Norah Lofts. She wrote books centred on historical characters - The Concubine on Anne boleyn and The Kings Pleasure on Catherine of Aragon, and many others. But also books on houses through time.
She was a good writer but also historically accurate. Unlike Phillippa Gregory, who is obsessed with her characters having anachronistic sex lives.
Also The Observations by Jane Harris,

Sausagenbacon · 26/02/2023 08:35

And for the Restoration period, the Merrival books by Rose Tremain.

Sausagenbacon · 26/02/2023 08:37

Sorry - keep on remembering stuff.
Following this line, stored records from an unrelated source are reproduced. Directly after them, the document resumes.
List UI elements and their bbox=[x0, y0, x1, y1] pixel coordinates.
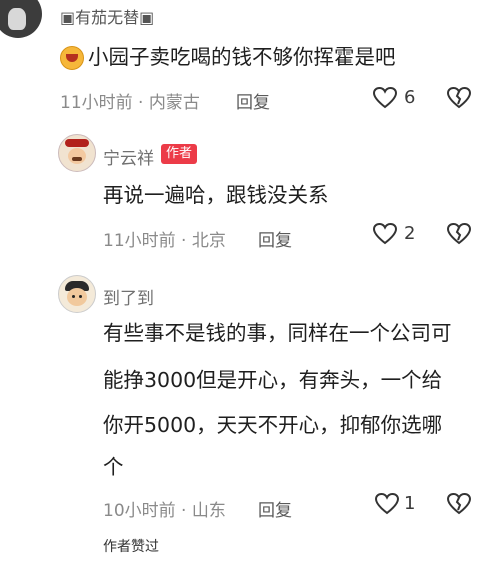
like-count: 6 bbox=[404, 87, 416, 108]
author-badge: 作者 bbox=[161, 144, 198, 164]
heart-outline-icon bbox=[372, 222, 398, 245]
comment-text-line-2: 能挣3000但是开心，有奔头，一个给 bbox=[103, 368, 443, 392]
reply-button[interactable]: 回复 bbox=[258, 496, 292, 521]
comment-text: 小园子卖吃喝的钱不够你挥霍是吧 bbox=[88, 45, 396, 69]
broken-heart-icon bbox=[446, 86, 472, 109]
comment-text: 再说一遍哈，跟钱没关系 bbox=[103, 183, 329, 207]
reply-button[interactable]: 回复 bbox=[236, 88, 270, 113]
avatar[interactable] bbox=[0, 0, 42, 38]
comment-text-line-4: 个 bbox=[103, 455, 124, 479]
like-button[interactable]: 1 bbox=[374, 492, 424, 518]
like-button[interactable]: 2 bbox=[372, 222, 422, 248]
comment-username[interactable]: ▣有茄无替▣ bbox=[60, 4, 154, 28]
broken-heart-icon bbox=[446, 222, 472, 245]
avatar[interactable] bbox=[58, 134, 96, 172]
laughing-emoji-icon bbox=[58, 44, 86, 72]
author-liked-label: 作者赞过 bbox=[103, 539, 159, 555]
dislike-button[interactable] bbox=[446, 222, 472, 248]
comment-time-location: 11小时前 · 内蒙古 bbox=[60, 93, 200, 113]
like-count: 1 bbox=[404, 493, 416, 514]
dislike-button[interactable] bbox=[446, 492, 472, 518]
dislike-button[interactable] bbox=[446, 86, 472, 112]
heart-outline-icon bbox=[372, 86, 398, 109]
comment-time-location: 11小时前 · 北京 bbox=[103, 231, 226, 251]
comment-username[interactable]: 宁云祥 bbox=[103, 144, 154, 169]
heart-outline-icon bbox=[374, 492, 400, 515]
avatar[interactable] bbox=[58, 275, 96, 313]
comment-username[interactable]: 到了到 bbox=[103, 284, 154, 309]
like-count: 2 bbox=[404, 223, 416, 244]
comment-time-location: 10小时前 · 山东 bbox=[103, 501, 226, 521]
comment-text-line-1: 有些事不是钱的事，同样在一个公司可 bbox=[103, 321, 452, 345]
reply-button[interactable]: 回复 bbox=[258, 226, 292, 251]
comment-text-line-3: 你开5000，天天不开心，抑郁你选哪 bbox=[103, 413, 443, 437]
broken-heart-icon bbox=[446, 492, 472, 515]
like-button[interactable]: 6 bbox=[372, 86, 422, 112]
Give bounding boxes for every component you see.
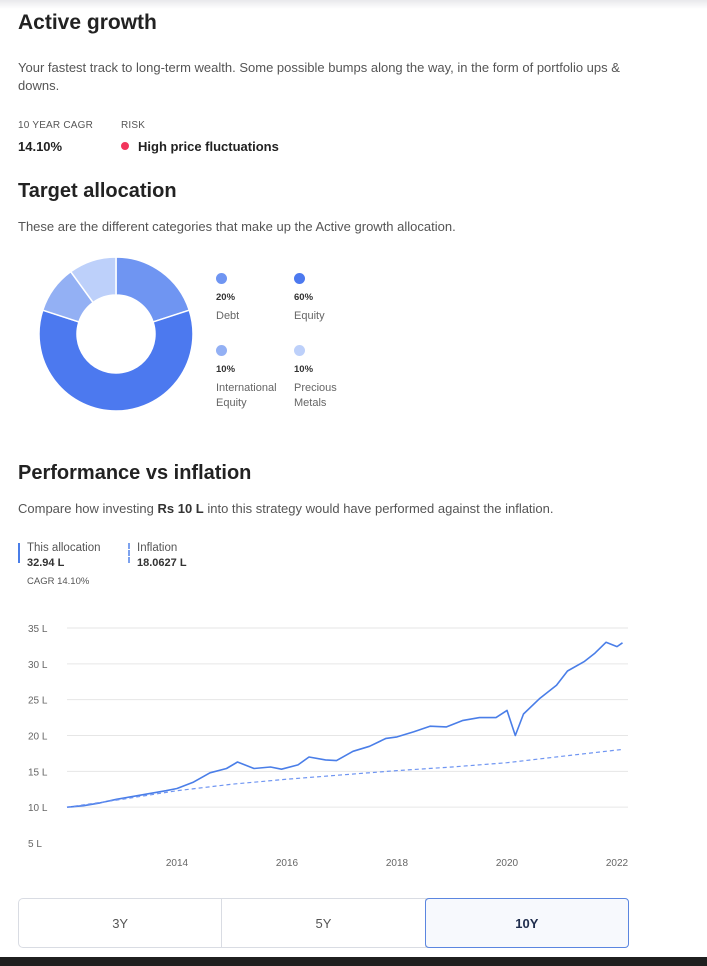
- x-tick-label: 2022: [606, 858, 629, 869]
- tab-5y[interactable]: 5Y: [222, 899, 426, 947]
- bottom-bar: [0, 957, 707, 966]
- solid-line-marker: [18, 543, 20, 563]
- legend-name-line2: Equity: [216, 397, 247, 409]
- y-tick-label: 35 L: [28, 624, 48, 635]
- cagr-label: 10 YEAR CAGR: [18, 120, 94, 131]
- y-tick-label: 10 L: [28, 803, 48, 814]
- legend-name: Precious: [294, 382, 337, 394]
- risk-value: High price fluctuations: [138, 139, 279, 154]
- y-tick-label: 30 L: [28, 660, 48, 671]
- donut-slice-0: [115, 256, 191, 323]
- legend-item-precious-metals: 10% Precious Metals: [294, 345, 337, 411]
- desc-post: into this strategy would have performed …: [207, 501, 554, 516]
- y-tick-label: 5 L: [28, 839, 42, 850]
- y-tick-label: 20 L: [28, 732, 48, 743]
- legend-percent: 60%: [294, 292, 314, 303]
- legend-name: Equity: [294, 310, 325, 322]
- y-tick-label: 15 L: [28, 767, 48, 778]
- risk-label: RISK: [121, 120, 146, 131]
- desc-pre: Compare how investing: [18, 501, 154, 516]
- strategy-description: Your fastest track to long-term wealth. …: [18, 60, 620, 93]
- top-divider: [0, 0, 707, 9]
- tab-3y[interactable]: 3Y: [19, 899, 223, 947]
- allocation-donut-chart: [38, 256, 194, 412]
- this-allocation-summary: This allocation 32.94 L CAGR 14.10%: [18, 541, 101, 587]
- y-tick-label: 25 L: [28, 696, 48, 707]
- x-tick-label: 2014: [166, 858, 189, 869]
- legend-item-international-equity: 10% International Equity: [216, 345, 277, 411]
- legend-percent: 10%: [216, 364, 236, 375]
- cagr-value: 14.10%: [18, 139, 63, 154]
- dashed-line-marker: [128, 543, 130, 563]
- allocation-title: Target allocation: [18, 180, 177, 202]
- legend-percent: 10%: [294, 364, 314, 375]
- legend-percent: 20%: [216, 292, 236, 303]
- legend-dot: [216, 345, 227, 356]
- x-tick-label: 2016: [276, 858, 299, 869]
- this-allocation-label: This allocation: [27, 542, 101, 554]
- desc-amount: Rs 10 L: [157, 501, 204, 516]
- risk-indicator-dot: [121, 142, 129, 150]
- legend-name-line2: Metals: [294, 397, 327, 409]
- this-allocation-cagr: CAGR 14.10%: [27, 576, 90, 587]
- x-tick-label: 2018: [386, 858, 409, 869]
- legend-item-equity: 60% Equity: [294, 273, 325, 324]
- performance-title: Performance vs inflation: [18, 462, 252, 484]
- donut-slice-1: [38, 309, 194, 412]
- strategy-title: Active growth: [18, 11, 157, 34]
- inflation-value: 18.0627 L: [137, 557, 187, 569]
- period-selector: 3Y 5Y 10Y: [18, 898, 629, 948]
- legend-dot: [216, 273, 227, 284]
- allocation-description: These are the different categories that …: [18, 219, 456, 234]
- legend-name: International: [216, 382, 277, 394]
- x-tick-label: 2020: [496, 858, 519, 869]
- series-line-inflation: [66, 748, 623, 808]
- this-allocation-value: 32.94 L: [27, 557, 65, 569]
- legend-item-debt: 20% Debt: [216, 273, 239, 324]
- tab-10y[interactable]: 10Y: [424, 898, 629, 948]
- legend-dot: [294, 273, 305, 284]
- legend-dot: [294, 345, 305, 356]
- performance-description: Compare how investing Rs 10 L into this …: [18, 501, 554, 516]
- performance-line-chart: 35 L 30 L 25 L 20 L 15 L 10 L 5 L 2014 2016 2018 2…: [28, 624, 629, 869]
- inflation-summary: Inflation 18.0627 L: [128, 541, 187, 570]
- legend-name: Debt: [216, 310, 240, 322]
- series-line-this-allocation: [66, 641, 623, 808]
- inflation-label: Inflation: [137, 542, 178, 554]
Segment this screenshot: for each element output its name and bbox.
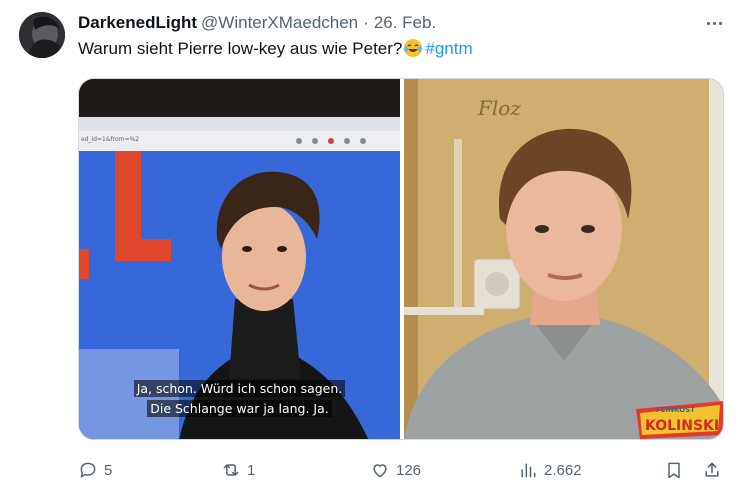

Now we shall be entirely free, by Andrew Miller. About a soldier returning from the napoleonic wars.
Quite wonderful.

110APiccadilly · 26/02/2023 08:40

Aimed at slightly younger children (probably pitched at around 13) but I still enjoy it as an adult: Cue for Treason by Geoffrey Trease.

110APiccadilly · 26/02/2023 09:11

Non fiction but very readable is Reaching for the Stars by Nora Waln, an American who spent time in Nazi Germany before WW2. It's very interesting for seeing how (at least some) people at the time saw the Nazi regime.

nilsmousehammer · 26/02/2023 09:19

A little late in the Elizabethan period but Shadow of Night, book 2 of the Discovery of Witches/All Souls trilogy by Deborah Harkness. Harkness is a historian, and the tv series of that book was supposed to be the most historically accurate depiction of Elizabethan London that's so far appeared on screen.